Segue em avaliação do governo a proposta do SINTEPP de flexibilização do cumprimento da ATP nas escolas de TI de 9h, para que seja cumprida fora da escola. A SEDUC informou que, apesar de ter iniciado antes no interior, desde ontem a extrapolação de carga horária está liberada na rede. Sobre as aulas suplementares nas Escolas de Tempo Integral, houve a confirmação da garantia das 60h nas escolas de 7h.
TEMPO DE AULA DE 50 MINUTOS
O sindicato cobrou novamente uma revisão do tempo de aula em 50 min, porém o governo explicou que havia flexibilizado desde o ano passado, mas agora por cobranças referentes ao cumprimento das 1000h estabelecidas por Lei, afirma que está sendo orientado a atender esta definição, por questões legais.

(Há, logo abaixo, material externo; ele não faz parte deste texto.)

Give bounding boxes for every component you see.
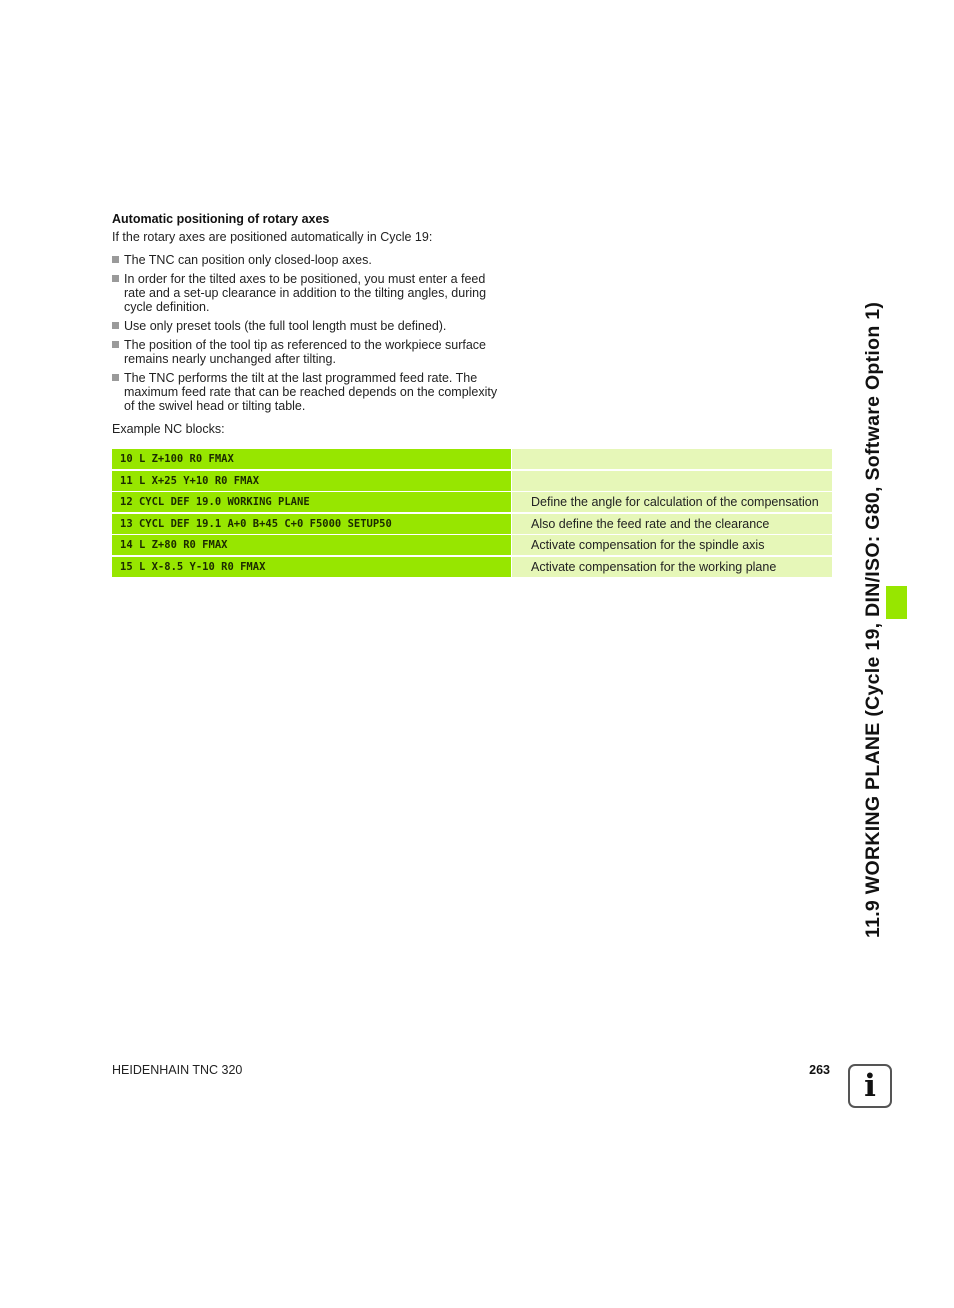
- bullet-square-icon: [112, 322, 119, 329]
- nc-code: 14 L Z+80 R0 FMAX: [112, 535, 511, 555]
- example-label: Example NC blocks:: [112, 422, 225, 436]
- nc-blocks-table: [112, 449, 832, 579]
- nc-description: Activate compensation for the working plane: [512, 557, 832, 577]
- nc-description: Define the angle for calculation of the compensation: [512, 492, 832, 512]
- nc-row: [112, 514, 832, 534]
- nc-description: [512, 449, 832, 469]
- nc-description: [512, 471, 832, 491]
- nc-row: [112, 449, 832, 469]
- nc-row: [112, 557, 832, 577]
- bullet-item: [112, 338, 512, 366]
- bullet-item: [112, 319, 512, 333]
- footer-manual-name: HEIDENHAIN TNC 320: [112, 1063, 243, 1077]
- bullet-line: The TNC performs the tilt at the last programmed feed rate. The: [124, 371, 478, 385]
- info-icon-glyph: i: [864, 1067, 876, 1104]
- chapter-side-title: 11.9 WORKING PLANE (Cycle 19, DIN/ISO: G80, Software Option 1): [862, 301, 884, 938]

A proposta do SINTEPP é para permanecer os 45min (uma jornada digna aos professores) e ao mesmo tempo o direito dos alunos de terem 7 horas aulas, em pelo menos três dias na semana, mas a SEDUC rechaçou, argumentando que isso traria maior impacto orçamentário para a folha e que está fora de discussão.
READAPTADOS
Sobre a jornada dos docentes readaptados, o debate continuará em outra reunião específica para que seja encontrada uma forma de mantê-los vinculados ao código do magistério. A Readaptação altera o vínculo e além de perdas financeiras, também afeta a jornada de trabalho e direitos, como as férias, sendo regida pelo Regime Jurídico Único (RJU). O sindicato seguirá estudando e debatendo com a SEDUC uma forma de corrigir esse ponto, que provoca enormes transtornos para a categoria.
EDUCAÇÃO ESPECIAL
Em relação à Educação Especial, o SINTEPP pontuou as distorções em relação ao tempo de permanência dos docentes, que deveriam ser corrigidas imediatamente, uma vez que o dever do educador é cumprir 4h por turno e, não 5 h. Nesse sentido, o governo se dispôs a elaborar uma orientação para sanar as distorções apresentadas pela categoria ao sindicato. A SEDUC fará uma apreciação da solicitação dos docentes do AEE para serem lotados nas escolas de Tempo Integral, sem a lotação estar condicionada a quantidade de alunos laudados.
SOME
Critérios claros em relação a transformação de turmas do SOME em turmas de ensino regular foram cobrados da SEDUC, além de condições a serem dadas aos docentes e aos alunos. Há relatos de professores efetivos lotados nessas novas turmas regulares, sem nenhuma ajuda de custo, que estão tendo gastos elevados para deslocamento.
REFORMA DAS ESCOLAS
A situação das reformas das escolas, que obrigam outras a serem “barrigas de aluguel” (como aconteceu com a Escola Rodrigues Pinagé que recebeu por anos a escola Maroja Neto) voltou a ser cobrada, pois reforça um processo de precarização da educação pública estadual em diferentes frentes, como a consequente redução no número de alunos em função da piora nas condições de ensino, afetando diretamente a carga horária e a lotação dos docentes nas escolas.
CONCURSO PÚBLICO
O SINTEPP reafirmou a sua luta histórica em defesa do Concurso Público, como instrumento de garantia da qualidade da Educação Pública. Portanto, reconhecemos a importância do anúncio feito pelo governo no último dia 4, mas afirmamos que o quantitativo de vagas continua aquém do necessário.
NÃO AO CORTE DE PONTO
O Encaminhamento final do SINTEPP, na reunião, foi reforçar o direito de reivindicação via paralisação, portanto, é salutar que a SEDUC oriente DRE’s e diretores de escola a receberem a declaração expedida pelo sindicato à categoria.
AGENDA
A próxima reunião do GT está marcada para o dia 23 de fevereiro. No dia 26, o SINTEPP soma-se ao ATO UNIFICADO dos Servidores Públicos do Estado pelo pagamento imediato do reajuste salarial e, ainda pelo pagamento do reajuste do piso da categoria da educação!